1 April, Hunt-the-Gowk

April Fools Day, 1 April, Hunt-the-Gowk in Scots, falls this week when bairns of all ages try all kinds of japes in order to be able to shout "April Fool" at their victim ! In this more sophisticated ( ! ) age the practice seems to be dying out but it does remind us that in the past Kings and Nobles all had their Jester or Fool. One of the most famous in Scotland was Aberdeenshire's Jamie Fleeman, the Laird of Udny's Fool. He lived in the eighteenth century and was well known for his pithy wit. One of his most quoted sayings was "A'm the Laird o Udny's Feel.
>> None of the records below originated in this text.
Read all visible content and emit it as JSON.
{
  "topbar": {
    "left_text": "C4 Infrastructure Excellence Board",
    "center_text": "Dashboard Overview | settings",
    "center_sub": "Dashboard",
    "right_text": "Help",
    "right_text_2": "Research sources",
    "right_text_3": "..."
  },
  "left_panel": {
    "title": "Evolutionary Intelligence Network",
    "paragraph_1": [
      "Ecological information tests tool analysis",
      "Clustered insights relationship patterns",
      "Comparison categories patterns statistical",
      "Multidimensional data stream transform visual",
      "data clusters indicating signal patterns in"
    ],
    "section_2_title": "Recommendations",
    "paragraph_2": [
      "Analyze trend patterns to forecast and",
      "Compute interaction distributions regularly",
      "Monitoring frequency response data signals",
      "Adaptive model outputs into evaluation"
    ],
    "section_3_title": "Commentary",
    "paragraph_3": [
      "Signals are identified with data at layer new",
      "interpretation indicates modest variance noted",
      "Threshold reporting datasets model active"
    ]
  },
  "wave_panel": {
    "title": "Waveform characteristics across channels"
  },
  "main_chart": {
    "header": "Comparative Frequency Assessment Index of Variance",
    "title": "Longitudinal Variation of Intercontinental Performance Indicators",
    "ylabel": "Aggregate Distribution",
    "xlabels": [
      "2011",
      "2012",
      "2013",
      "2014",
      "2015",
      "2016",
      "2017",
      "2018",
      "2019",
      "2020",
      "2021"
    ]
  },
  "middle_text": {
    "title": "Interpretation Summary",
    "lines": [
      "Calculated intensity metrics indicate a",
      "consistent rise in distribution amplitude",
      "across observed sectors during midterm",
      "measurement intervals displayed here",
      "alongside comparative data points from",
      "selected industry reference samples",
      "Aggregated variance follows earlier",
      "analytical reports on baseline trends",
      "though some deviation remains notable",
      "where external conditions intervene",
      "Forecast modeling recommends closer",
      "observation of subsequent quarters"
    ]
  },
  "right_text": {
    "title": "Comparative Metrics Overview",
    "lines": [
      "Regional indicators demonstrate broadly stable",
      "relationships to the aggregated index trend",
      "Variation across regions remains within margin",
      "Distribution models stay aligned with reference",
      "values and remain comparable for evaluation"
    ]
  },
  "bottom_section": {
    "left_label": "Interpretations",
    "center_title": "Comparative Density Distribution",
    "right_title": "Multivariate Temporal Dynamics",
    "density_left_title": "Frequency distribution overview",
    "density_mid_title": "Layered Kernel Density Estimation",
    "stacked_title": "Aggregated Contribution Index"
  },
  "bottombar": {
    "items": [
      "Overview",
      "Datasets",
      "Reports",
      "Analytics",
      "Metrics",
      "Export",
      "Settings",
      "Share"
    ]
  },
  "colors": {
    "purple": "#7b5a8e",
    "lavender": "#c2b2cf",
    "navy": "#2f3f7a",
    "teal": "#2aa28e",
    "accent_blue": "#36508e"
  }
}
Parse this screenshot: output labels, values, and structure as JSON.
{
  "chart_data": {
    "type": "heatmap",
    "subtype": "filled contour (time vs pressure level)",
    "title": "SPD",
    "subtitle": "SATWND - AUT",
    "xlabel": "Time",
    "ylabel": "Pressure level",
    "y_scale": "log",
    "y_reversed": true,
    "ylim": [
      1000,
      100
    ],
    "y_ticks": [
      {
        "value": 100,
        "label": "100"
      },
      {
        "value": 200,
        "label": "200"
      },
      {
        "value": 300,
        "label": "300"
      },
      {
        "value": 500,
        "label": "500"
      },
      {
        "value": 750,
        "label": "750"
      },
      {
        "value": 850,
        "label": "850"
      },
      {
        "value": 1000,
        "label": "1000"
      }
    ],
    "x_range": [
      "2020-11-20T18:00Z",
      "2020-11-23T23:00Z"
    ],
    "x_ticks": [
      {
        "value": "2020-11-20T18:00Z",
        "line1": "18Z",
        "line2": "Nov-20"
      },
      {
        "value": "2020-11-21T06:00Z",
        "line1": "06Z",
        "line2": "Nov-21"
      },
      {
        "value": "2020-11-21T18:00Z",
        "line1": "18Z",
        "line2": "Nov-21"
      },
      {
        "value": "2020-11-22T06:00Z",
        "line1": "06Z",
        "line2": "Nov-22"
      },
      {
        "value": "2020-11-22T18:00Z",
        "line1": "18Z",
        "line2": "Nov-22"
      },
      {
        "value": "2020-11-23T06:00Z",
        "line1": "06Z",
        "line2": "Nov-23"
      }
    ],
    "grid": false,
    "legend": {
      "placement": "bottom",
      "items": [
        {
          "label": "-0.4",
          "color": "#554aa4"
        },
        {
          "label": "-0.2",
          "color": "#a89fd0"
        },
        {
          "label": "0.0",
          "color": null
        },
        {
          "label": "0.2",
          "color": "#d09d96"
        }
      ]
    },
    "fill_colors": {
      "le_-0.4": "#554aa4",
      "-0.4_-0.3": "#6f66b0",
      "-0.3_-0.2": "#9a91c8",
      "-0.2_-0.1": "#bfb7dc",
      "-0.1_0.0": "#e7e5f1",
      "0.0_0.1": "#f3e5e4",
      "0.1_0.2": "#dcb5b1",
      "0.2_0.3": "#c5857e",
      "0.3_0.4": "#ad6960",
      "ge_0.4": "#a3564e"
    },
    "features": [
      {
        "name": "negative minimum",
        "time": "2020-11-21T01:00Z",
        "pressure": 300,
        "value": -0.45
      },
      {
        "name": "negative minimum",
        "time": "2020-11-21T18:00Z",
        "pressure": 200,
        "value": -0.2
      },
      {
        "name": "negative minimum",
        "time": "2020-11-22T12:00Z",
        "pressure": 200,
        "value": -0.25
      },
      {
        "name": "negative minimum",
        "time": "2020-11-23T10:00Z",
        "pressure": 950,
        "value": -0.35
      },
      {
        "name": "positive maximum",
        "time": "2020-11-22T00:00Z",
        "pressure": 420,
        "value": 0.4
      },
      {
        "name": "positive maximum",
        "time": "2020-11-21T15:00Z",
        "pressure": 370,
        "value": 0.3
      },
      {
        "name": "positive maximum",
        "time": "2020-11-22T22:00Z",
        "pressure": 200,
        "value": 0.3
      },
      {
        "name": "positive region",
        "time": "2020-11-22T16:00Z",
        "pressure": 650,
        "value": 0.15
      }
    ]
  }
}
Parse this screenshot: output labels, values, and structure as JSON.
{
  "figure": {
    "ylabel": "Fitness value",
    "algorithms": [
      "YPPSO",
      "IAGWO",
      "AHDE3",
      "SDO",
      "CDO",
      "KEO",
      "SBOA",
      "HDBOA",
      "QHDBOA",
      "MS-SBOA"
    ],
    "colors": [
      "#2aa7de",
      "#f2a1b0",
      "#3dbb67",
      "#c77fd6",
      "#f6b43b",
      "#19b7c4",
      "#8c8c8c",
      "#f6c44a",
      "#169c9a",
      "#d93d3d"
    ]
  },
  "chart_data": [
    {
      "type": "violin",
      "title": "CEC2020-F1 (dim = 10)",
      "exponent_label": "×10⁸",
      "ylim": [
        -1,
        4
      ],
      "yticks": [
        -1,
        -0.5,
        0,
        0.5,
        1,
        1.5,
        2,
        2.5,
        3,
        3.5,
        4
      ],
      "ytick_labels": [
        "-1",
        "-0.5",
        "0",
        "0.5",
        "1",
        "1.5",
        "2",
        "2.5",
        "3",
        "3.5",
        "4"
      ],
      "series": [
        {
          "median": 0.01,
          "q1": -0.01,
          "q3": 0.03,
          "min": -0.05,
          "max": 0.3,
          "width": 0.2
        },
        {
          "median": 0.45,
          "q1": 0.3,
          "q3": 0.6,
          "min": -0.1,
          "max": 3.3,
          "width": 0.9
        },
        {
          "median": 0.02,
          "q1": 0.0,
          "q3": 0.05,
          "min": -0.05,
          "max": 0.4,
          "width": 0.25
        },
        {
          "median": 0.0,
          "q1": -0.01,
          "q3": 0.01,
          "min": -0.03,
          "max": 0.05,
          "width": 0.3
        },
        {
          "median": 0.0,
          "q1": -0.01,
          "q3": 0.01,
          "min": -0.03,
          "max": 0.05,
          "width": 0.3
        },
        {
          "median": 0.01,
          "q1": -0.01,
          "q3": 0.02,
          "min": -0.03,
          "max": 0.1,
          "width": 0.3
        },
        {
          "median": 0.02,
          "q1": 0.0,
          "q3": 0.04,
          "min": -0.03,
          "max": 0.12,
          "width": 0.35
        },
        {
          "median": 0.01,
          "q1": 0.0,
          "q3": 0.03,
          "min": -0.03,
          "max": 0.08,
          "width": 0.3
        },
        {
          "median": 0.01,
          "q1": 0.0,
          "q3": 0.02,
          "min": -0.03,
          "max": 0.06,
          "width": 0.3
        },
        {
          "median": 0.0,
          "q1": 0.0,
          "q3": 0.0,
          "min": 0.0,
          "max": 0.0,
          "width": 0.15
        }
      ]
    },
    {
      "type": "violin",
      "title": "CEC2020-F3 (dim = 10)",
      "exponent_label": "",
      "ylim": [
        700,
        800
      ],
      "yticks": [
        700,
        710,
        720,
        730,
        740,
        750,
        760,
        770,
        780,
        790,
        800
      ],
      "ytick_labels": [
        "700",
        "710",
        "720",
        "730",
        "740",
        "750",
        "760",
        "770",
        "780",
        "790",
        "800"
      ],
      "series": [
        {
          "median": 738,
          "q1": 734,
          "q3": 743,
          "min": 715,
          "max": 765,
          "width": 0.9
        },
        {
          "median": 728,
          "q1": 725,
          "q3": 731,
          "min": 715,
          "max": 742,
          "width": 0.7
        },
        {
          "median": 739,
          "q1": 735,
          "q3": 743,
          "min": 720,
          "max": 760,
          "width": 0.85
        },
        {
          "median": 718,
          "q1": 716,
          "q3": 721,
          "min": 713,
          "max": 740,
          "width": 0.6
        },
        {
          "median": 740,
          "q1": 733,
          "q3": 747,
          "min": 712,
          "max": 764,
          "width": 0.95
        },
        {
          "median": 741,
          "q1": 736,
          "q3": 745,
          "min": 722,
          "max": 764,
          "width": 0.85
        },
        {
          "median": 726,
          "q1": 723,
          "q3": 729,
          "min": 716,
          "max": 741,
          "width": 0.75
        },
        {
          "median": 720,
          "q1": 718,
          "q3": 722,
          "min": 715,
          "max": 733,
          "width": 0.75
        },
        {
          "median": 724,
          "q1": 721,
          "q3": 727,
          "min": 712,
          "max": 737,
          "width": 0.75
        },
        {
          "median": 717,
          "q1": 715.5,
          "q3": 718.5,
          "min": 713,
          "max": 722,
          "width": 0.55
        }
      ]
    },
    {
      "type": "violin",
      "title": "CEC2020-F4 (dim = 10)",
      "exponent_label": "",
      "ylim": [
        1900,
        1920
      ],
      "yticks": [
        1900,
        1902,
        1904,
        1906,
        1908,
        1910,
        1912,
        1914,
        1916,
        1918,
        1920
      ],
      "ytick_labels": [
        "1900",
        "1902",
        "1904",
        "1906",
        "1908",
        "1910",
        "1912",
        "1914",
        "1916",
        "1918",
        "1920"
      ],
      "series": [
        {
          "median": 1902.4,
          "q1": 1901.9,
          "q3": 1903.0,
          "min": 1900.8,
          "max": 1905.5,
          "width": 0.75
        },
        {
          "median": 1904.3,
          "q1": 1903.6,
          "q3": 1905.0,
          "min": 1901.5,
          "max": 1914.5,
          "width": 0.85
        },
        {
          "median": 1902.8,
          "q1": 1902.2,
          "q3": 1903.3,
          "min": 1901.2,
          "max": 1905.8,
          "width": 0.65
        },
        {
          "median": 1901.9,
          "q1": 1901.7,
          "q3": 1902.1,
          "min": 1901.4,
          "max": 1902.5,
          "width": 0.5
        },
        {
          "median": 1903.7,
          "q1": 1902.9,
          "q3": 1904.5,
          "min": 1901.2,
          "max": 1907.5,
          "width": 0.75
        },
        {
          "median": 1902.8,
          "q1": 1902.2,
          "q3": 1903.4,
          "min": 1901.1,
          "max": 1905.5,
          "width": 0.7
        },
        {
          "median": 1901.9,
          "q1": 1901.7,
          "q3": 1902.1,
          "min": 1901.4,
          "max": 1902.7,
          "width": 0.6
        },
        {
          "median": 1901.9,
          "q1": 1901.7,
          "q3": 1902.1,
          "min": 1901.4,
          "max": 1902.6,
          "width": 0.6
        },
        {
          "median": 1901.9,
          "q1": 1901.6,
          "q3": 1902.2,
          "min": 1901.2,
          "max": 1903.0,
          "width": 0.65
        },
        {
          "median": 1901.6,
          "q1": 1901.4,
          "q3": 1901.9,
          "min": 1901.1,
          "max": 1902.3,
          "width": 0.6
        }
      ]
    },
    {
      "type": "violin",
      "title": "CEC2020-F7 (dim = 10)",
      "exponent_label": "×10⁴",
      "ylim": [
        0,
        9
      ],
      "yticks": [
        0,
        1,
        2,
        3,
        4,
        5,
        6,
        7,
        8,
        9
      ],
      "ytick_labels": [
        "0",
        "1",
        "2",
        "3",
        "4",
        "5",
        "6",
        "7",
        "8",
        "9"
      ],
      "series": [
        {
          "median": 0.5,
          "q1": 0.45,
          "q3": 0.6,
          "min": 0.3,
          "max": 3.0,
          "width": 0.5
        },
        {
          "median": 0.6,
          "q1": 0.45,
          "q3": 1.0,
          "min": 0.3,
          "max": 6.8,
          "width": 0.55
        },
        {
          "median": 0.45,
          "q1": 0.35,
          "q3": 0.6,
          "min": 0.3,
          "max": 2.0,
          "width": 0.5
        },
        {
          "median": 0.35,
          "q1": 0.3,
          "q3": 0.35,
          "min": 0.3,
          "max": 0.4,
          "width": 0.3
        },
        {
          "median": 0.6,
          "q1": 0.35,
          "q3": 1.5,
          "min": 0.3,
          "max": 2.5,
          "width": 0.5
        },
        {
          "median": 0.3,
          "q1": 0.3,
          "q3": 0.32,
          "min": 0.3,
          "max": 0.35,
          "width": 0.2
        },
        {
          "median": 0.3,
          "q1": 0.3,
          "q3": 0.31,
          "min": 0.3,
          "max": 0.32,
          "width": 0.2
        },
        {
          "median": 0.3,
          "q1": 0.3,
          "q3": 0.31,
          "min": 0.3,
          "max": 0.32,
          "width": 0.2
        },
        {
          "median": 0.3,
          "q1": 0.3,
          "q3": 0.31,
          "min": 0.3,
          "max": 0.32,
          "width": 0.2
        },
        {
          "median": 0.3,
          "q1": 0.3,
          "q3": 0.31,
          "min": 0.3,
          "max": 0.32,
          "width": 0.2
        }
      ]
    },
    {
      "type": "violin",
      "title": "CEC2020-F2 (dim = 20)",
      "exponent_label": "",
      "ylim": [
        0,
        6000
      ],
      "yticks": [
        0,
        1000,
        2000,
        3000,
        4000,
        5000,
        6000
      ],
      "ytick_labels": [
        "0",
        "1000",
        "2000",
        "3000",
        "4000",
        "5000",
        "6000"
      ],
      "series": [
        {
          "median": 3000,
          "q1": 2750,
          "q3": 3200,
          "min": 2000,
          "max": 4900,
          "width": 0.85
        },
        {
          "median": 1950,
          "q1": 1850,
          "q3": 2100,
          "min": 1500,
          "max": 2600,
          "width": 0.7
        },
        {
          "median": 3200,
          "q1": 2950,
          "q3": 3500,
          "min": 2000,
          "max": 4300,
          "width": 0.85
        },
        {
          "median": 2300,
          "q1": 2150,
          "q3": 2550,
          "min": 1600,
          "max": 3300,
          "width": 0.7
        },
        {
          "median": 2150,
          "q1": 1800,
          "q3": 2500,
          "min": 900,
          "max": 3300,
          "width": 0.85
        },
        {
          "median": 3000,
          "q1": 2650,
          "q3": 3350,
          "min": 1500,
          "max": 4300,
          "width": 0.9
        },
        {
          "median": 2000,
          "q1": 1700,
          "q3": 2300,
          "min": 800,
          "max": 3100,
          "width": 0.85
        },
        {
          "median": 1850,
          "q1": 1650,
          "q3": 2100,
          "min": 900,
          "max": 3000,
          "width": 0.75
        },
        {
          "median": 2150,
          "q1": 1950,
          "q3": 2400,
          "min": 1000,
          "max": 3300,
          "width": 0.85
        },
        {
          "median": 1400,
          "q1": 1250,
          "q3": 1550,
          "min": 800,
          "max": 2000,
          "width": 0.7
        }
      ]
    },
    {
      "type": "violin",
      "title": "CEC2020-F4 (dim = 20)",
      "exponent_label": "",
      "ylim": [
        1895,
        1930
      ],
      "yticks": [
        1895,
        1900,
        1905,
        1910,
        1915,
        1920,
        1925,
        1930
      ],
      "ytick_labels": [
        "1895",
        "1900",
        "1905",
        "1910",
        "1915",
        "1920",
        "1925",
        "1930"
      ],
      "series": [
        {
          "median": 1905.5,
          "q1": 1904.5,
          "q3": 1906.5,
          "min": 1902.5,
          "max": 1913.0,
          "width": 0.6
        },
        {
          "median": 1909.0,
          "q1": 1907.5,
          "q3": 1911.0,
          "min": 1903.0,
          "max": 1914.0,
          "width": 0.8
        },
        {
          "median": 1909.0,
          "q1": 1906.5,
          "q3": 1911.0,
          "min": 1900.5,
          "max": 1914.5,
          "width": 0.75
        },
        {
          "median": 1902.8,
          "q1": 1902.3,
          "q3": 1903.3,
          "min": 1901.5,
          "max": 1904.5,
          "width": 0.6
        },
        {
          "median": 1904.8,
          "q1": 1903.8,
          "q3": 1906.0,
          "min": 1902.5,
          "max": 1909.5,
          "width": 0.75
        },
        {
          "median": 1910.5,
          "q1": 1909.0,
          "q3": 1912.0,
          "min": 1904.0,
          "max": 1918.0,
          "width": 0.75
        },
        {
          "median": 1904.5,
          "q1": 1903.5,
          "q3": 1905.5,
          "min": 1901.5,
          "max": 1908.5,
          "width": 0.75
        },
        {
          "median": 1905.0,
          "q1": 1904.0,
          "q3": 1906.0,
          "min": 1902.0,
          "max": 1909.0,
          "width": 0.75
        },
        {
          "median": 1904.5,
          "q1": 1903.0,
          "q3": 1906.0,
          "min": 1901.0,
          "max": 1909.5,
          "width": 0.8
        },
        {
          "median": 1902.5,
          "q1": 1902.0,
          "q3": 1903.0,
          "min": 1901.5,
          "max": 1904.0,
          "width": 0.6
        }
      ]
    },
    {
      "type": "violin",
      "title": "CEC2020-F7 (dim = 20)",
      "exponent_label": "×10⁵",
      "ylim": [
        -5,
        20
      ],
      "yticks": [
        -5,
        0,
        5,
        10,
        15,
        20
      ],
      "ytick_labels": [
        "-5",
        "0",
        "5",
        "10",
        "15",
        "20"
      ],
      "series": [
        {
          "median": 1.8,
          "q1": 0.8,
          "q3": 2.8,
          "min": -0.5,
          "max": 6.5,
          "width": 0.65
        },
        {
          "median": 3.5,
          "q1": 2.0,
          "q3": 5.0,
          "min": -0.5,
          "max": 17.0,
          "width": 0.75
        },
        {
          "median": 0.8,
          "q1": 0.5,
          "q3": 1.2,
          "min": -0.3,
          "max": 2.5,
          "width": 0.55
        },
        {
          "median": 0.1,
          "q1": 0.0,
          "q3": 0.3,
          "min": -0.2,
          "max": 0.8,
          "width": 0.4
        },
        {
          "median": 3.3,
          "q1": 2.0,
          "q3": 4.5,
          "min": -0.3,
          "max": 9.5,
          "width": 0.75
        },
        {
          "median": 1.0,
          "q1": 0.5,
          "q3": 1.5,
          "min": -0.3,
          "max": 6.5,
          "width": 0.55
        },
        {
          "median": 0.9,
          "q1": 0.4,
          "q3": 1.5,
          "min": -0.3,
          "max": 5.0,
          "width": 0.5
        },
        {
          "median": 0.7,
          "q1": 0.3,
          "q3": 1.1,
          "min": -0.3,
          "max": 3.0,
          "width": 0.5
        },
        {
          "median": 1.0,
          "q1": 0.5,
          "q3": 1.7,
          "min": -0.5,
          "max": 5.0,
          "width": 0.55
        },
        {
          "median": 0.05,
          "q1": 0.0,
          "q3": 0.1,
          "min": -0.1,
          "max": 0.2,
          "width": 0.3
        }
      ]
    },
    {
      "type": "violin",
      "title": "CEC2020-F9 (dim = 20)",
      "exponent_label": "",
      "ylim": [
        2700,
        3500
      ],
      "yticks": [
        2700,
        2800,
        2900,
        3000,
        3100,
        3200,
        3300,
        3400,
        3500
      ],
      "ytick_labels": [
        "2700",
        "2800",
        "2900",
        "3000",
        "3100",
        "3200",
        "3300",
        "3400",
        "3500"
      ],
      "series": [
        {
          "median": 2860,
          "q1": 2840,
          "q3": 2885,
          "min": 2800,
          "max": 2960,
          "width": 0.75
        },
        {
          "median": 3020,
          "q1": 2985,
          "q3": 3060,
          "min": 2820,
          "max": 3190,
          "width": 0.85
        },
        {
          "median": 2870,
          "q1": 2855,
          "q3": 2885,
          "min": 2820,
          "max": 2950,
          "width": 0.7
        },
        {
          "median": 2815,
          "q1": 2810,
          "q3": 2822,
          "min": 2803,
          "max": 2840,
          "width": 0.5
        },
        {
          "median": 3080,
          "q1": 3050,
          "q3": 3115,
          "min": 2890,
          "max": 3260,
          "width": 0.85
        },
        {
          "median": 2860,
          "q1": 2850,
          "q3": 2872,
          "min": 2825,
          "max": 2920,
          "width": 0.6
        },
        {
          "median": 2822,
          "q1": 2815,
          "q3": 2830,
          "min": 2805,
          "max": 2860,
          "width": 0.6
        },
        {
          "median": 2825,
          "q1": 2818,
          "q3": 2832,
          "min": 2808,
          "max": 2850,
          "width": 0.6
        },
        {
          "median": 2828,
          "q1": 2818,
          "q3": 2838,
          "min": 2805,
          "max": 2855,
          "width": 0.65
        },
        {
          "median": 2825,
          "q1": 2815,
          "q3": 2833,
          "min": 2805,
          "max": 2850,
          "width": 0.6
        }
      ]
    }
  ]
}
Faw's feel ar ye ?"

Scottish Pranks
April Fooling was probably introduced by France into Scotland, where it is known as 'hunting the Gowk,' and children shout 'Gowk, gowk!' at their victims. April Fool's Day is there called Gowkin' Day.

" 'What compound interest is to simple addition,' writes Chambers in his Book of Days, `so is Scottish to English fooling' (McNeill, 53, quoting from Robert Chambers' Book of Days)." Not being content to make someone believe a single piece of absurdity, some poor fool is sent out on a Gowk's errand. The victim is sent away with a note supposedly asking for some item, but in reality containing only the words,

`Never laugh, never smile,
Hund the gowk another mile.'

The recipient of this note, with a grave face, tells the victim that he doesn't have such an article, but if the victim will go to so-and-so's with the note, only another mile away, surely he will find it. Off he goes, only to be told the same thing by the next person. He goes on, hunting the gowk another mile, then another; till finally he realizes what is happening, or some tender- hearted person tells him. ``A successful affair of this kind will keep rustic society in merriment for a week, during which honest Andrew Wilson hardly can show his face" (McNeill, 53, quoting from Robert Chambers' Book of Days).

In Scotland, the word `Gowk' means both fool and cuckoo. April 1, Old Style, fell on what is now April 13, and it is usually in the second week of April that the cuckoo utters its first note. People associated the cuckoo with folly a trait probably transferred from the cuckoo's victim, as in the word `cuckold,' and it may be this way that the term gowk became associated with the victim of April fooling.

At Mere, in the south-west corner of Wiltshire, England, there used to be a `Cuckowe King,' apparently elected annually to preside at a `Church Ale' at this season. And in Somerset, the folklore is full of references to `cuckoo pennings' with vague meanings.

"One theory advanced is that the 'cuckoo' in many of the old traditions is not the bird but the Britons of the Dark Ages. These Celts were derisively termed 'cuckoos,' meaning nincompoops, by the advancing Saxons, largely because they were too stupid to understand the Saxon language, as any normally bright person would do with ease! The 'cuckoo pen' legends usually refer to places of ancient origin with at least the traces of a fortified earthwork, so it can be assumed that this was where the invaders managed to get those British cuckoos penned."